As written, the planner outputs are in the local CRS, because plotting them in WGS84 with Matplotlib (which is how I was verifying that the planner was working properly) produces nonsense since you can't really do addition and subtraction in WGS84.
I did write some helper methods: https://github.com/uci-uav-forge/uavf/blob/main/src/uavfpy/planner/mission.py#L535 to convert arrays of coordinates to/from the two CRS. I think it's useful to have the specific CRS transformer used to generate plans as a method of the mission
that was used to generate plans, that way if you need to subsequently alter plans that have been generated you can be sure that you are using the right CRS.

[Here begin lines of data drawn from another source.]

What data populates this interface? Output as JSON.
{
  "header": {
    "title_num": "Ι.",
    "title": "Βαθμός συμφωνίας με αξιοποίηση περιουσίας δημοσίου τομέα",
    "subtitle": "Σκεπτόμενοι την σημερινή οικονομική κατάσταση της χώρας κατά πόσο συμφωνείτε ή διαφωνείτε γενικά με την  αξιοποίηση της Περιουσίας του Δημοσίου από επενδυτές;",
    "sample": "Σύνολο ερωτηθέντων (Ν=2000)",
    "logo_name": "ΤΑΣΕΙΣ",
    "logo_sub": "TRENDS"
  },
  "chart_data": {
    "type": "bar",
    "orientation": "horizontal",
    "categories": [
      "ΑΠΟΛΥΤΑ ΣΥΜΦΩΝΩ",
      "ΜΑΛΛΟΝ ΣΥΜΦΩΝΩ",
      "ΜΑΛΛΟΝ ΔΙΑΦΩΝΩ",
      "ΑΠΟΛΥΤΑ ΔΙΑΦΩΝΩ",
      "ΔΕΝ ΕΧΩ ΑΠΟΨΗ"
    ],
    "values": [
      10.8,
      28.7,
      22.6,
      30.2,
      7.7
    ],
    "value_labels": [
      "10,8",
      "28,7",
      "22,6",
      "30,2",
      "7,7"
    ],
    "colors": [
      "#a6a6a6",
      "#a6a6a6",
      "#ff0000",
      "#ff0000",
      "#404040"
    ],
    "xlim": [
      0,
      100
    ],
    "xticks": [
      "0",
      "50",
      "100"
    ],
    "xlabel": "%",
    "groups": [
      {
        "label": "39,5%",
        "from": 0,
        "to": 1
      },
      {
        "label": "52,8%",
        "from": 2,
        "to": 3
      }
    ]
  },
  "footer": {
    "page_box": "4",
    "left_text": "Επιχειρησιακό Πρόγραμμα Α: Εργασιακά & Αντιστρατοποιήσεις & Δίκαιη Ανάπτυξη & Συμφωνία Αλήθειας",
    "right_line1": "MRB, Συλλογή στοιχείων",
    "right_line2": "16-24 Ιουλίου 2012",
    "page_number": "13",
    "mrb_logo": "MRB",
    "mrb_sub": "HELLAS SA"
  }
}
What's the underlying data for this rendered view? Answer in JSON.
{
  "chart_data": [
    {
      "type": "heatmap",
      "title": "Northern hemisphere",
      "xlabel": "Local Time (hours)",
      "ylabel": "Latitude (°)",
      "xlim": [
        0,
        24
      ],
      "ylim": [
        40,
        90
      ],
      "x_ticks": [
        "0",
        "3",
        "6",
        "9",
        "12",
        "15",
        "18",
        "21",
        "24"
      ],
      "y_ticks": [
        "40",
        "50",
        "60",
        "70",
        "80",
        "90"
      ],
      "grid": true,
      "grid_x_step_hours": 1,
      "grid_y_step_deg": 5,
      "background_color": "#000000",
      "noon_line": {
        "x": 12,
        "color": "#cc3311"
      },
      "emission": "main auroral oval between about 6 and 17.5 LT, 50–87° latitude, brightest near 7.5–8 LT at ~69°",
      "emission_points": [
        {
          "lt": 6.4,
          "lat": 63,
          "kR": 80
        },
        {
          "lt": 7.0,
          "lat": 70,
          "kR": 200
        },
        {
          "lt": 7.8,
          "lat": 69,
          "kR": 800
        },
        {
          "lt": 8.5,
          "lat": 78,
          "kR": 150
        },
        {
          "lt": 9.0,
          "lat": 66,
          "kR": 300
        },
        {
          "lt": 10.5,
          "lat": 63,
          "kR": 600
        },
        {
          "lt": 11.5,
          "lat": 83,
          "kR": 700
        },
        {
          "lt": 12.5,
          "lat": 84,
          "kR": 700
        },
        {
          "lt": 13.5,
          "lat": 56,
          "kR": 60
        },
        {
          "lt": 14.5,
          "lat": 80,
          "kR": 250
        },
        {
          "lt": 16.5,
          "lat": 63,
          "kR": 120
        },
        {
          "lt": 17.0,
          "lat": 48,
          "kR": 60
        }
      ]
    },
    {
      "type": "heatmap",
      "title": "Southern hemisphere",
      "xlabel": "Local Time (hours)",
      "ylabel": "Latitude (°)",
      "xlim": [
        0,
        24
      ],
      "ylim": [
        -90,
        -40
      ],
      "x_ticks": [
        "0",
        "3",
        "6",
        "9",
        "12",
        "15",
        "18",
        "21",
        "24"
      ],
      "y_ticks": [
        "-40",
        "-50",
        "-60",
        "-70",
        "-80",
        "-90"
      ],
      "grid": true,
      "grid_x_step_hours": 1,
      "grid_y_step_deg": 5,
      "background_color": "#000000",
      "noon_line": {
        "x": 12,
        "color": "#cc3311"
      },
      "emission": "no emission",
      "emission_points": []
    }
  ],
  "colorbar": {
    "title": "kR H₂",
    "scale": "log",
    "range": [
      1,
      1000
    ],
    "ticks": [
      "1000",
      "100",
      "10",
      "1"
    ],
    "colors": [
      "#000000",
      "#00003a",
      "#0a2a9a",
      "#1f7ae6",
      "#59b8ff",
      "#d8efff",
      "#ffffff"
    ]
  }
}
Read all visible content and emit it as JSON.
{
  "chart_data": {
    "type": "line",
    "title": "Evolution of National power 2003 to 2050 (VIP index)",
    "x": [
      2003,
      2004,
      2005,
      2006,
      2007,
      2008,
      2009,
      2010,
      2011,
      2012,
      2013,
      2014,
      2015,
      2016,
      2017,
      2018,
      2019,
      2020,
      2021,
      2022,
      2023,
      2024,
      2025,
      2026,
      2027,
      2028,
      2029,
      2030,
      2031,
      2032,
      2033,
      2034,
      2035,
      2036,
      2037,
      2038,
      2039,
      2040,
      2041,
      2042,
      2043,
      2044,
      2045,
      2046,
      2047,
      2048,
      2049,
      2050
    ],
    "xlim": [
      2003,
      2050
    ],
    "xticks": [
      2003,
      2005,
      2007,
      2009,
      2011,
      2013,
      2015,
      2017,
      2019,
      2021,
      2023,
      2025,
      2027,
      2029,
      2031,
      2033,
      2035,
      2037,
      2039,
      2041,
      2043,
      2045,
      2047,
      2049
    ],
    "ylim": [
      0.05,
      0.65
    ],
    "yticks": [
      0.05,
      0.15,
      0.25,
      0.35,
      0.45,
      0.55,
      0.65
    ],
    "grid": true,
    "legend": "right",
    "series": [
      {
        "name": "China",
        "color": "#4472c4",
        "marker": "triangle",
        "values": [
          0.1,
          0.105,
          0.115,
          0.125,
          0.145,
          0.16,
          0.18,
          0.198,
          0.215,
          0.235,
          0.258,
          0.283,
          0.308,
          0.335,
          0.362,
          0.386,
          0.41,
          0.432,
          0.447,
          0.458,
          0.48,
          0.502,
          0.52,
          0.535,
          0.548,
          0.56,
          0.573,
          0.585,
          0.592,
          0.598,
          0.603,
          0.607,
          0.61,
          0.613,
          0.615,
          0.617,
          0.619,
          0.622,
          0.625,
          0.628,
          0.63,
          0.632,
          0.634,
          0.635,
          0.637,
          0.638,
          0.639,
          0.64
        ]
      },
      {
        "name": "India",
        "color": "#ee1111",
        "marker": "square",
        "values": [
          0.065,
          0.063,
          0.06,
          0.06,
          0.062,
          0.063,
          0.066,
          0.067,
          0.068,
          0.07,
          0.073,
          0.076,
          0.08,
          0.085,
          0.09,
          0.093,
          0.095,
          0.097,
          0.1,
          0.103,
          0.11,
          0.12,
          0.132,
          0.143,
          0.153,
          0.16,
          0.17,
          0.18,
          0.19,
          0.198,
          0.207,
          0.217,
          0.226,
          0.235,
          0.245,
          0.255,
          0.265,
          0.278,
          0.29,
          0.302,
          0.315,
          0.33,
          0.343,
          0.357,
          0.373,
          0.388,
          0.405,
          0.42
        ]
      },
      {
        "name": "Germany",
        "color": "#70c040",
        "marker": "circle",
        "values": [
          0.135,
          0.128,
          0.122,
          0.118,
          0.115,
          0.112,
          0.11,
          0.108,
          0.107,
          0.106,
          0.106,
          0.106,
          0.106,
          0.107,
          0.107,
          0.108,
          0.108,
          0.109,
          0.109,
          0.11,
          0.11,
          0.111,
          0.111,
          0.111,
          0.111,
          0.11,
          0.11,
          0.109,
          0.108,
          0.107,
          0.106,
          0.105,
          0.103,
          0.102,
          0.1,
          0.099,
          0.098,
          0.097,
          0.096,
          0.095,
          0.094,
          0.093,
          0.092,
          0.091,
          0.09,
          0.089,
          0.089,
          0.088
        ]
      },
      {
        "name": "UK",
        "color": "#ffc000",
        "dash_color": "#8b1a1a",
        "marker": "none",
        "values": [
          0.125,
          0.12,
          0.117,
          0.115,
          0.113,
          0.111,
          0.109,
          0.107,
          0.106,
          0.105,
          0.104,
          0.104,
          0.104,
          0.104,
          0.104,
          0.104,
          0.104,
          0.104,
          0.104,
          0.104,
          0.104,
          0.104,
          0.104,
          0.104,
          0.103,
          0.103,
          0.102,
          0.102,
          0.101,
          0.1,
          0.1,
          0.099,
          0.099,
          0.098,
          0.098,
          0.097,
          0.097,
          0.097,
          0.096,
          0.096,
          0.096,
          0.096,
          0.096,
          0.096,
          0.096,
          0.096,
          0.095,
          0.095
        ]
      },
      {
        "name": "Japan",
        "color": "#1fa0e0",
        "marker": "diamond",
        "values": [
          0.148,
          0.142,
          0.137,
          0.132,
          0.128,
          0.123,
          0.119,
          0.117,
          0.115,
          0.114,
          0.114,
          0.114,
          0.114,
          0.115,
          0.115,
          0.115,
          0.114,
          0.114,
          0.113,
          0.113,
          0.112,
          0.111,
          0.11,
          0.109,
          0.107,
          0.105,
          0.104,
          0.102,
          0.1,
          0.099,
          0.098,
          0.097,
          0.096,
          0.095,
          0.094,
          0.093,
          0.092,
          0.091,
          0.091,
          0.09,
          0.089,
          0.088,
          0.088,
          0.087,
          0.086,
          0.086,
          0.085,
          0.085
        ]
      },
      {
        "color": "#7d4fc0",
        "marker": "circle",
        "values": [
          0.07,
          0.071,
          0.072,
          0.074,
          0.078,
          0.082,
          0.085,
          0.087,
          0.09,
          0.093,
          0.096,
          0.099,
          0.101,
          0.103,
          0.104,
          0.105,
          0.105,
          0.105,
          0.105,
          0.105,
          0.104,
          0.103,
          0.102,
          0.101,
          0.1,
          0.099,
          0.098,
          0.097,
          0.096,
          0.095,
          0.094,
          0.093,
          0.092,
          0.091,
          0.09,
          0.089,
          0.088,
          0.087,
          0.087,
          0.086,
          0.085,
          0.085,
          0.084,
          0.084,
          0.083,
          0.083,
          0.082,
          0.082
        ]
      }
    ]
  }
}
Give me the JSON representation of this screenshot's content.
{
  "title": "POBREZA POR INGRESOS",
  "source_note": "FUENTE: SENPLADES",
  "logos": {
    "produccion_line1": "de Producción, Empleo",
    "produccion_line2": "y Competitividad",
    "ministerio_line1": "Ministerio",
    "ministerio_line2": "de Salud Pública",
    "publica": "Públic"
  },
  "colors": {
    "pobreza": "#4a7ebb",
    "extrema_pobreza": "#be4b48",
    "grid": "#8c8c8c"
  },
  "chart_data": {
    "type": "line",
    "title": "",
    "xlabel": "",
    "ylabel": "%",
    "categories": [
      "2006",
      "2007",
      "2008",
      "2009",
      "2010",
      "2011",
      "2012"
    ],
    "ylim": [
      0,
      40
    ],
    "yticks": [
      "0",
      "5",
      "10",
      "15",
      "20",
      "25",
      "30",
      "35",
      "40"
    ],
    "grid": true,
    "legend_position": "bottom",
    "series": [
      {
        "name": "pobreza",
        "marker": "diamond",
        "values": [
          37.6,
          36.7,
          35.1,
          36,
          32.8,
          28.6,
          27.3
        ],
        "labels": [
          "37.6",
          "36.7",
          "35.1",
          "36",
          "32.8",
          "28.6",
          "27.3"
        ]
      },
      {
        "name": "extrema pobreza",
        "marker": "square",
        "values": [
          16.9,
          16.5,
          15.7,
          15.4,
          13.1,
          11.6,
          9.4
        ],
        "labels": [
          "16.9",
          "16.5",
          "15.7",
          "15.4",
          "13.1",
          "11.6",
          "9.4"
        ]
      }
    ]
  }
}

They are a convenience wrapper around https://github.com/uci-uav-forge/uavf/blob/main/src/uavfpy/planner/mission.py#L29 get_xformer_from_CRS_str
which produces a callable that takes the coordinates as floats. When creating the mission object, it's the callable that gets passed in.
I also added some constants https://github.com/uci-uav-forge/uavf/blob/main/src/uavfpy/planner/mission.py#L19 which cover testing and competition locations. It's better to use a CRS that is local to the area you are interested in, because precision errors can accumulate otherwise. For example, if I ran a mission using WGS84 coordinates that were located in Irvine, but used a CRS that was centered in Maryland, that would be less accurate than using a CRS centered in Irvine, because there's higher precision carried through the coordinate transformation.
After you create the plan, you will need to convert it back into WGS84 to be sent off to the flight computer.
By the way, if you add "#59" to your commit messages, it will link those commits to this issue. So the commits are linked in this issue and in each commit the issue is also linked. I usually just add it to the beginning i.e. git commit -m "#59 Changed CRS stuff"
or something like that.
I'm reviewing it, looking pretty good so far.
I'm going to make a couple changes:
I think it would be helpful to move some of the magic numbers in generate_waypoint
into an enum to keep things organized.
Going to close once I write documentation on how the script is used
Closed
see https://uci-uav-forge.github.io/uavf/generating-missions.html for how to use the script
Until we have a full Online Planner utilizing Mavros, we need an autopilot to fly missions autonomously. Until then we will utilize Mission Planner's Load Mission Functionality to read waypoints from a pre-made *.waypoints file.
https://mavlink.io/en/file_formats/
We can utilize this feature plus a re-wind feature as mentioned by @Herpderk to avoid obstacles manually when detected by our Interop code. It is also possible to load a mission while the drone is in the air, however this is more technical and will go in another issue.